When it comes to Middlebrook, Smith said, the following questions have to be asked:

  • “At what point do we start entertaining less-than-full-time teachers in order to respond [to declining enrollment]?

  • What is the implication to teaming there?

  • Are there different ways to meet our needs to preserve the integrity and value of the teams?”


Wilton High School


Unlike the other three schools, classroom teacher numbers at Wilton High School are driven by the courses students select to take each year.

“Through the years, there’s been almost a [20-to-1 student-to-staff] ratio in terms of the basic courses,” said Huot.

“When you look at subject area staff, you’ll see that the ratio begins to drop because it doesn’t work the same way.”
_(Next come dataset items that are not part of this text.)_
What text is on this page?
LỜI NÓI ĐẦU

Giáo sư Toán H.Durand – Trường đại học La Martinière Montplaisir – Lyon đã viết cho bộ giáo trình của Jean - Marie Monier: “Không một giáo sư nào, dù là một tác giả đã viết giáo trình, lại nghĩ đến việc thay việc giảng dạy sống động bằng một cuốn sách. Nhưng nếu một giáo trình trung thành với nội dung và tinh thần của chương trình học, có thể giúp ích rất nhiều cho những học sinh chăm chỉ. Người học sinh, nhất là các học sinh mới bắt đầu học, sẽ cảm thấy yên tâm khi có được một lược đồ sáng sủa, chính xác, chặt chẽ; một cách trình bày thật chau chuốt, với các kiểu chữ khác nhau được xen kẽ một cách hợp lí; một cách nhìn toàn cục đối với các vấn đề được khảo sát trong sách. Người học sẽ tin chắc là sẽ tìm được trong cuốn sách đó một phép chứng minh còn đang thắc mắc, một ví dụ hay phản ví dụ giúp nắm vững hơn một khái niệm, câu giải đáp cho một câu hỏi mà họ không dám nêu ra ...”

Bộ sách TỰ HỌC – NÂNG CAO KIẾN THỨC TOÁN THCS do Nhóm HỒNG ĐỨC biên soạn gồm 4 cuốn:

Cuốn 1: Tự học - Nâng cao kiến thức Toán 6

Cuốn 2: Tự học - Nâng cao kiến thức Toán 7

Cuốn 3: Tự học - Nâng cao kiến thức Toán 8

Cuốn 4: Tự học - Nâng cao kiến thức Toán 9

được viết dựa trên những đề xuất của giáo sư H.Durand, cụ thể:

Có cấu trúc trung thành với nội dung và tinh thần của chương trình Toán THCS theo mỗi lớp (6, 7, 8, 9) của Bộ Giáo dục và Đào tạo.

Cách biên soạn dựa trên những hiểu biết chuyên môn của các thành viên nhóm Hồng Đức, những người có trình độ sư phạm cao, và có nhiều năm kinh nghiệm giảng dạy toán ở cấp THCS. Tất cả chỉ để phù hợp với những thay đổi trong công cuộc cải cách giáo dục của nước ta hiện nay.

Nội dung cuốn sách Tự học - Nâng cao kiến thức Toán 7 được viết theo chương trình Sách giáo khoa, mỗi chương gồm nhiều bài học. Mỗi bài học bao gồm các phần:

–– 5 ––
When it comes to support staff, Huot said, the staff-to-student ratio is projected to remain around 1-to-100 through 2018-19.

Huot projects the number of staff in each category to remain the same over the next five years, but the salaries to increase:


  • Classroom teachers (65.4 FTE): $6,133,339 in 2016-17 to $7,024,350 in 2021-22.

  • Subject area staff (32 FTE): $3,582,849 in 2016-17 to $4,103,341 in 2021-22.

  • Support staff (13.4 FTE): $1,431,879 in 2016-17 to $1,639,893 in 2021-22.

  • Classified staff (47 FTE): $2,066,669 in 2016-17 to $2,395,836 in 2021-22.


“When you look at staffing at the high school, you see a lot of oddball numbers because the high school staffs to the section,” said Smith. “They have many more less-than-full-time or quasi-full-time teachers than we do anywhere else. We have to look at those as we’re confronting enrollment decline.”

Special services


Since becoming Wilton’s superintendent, Smith said, “there have been questions that have come up ... that we struggle to answer,” including “Why can’t we get a more accurate presentation of what we spend at each building?”

“The way that we previously constructed the budgets by operationalizing special services as its own cost center made it very hard to do that,” he said.

For the five-year plans, special education staff have been moved from an individual budget to part of the staffing at each building, which provides a “a clearer picture of what we’re spending by category in each building,” said Smith.

Huot said he has also been talking to Assistant Special Services Superintendent Ann Paul about breaking down the district’s purchased professional services cost center into other categories so the board can better project those numbers when budgeting.

Purchased professional services is “a combination of many things,”Huot told The Bulletin.

“We are breaking that line into several categories: behavioral consultants, educational evaluations, IEP settlements and transition services, which are services provided to students beyond high school, but younger than 21 who the school district is required to service.”

Purchased professional services cost the district $2,642,249 in 2013-14 and $2,894,845 in 2014-15, according to the five-year plan. This year, $2,194,417 is being spent in the category.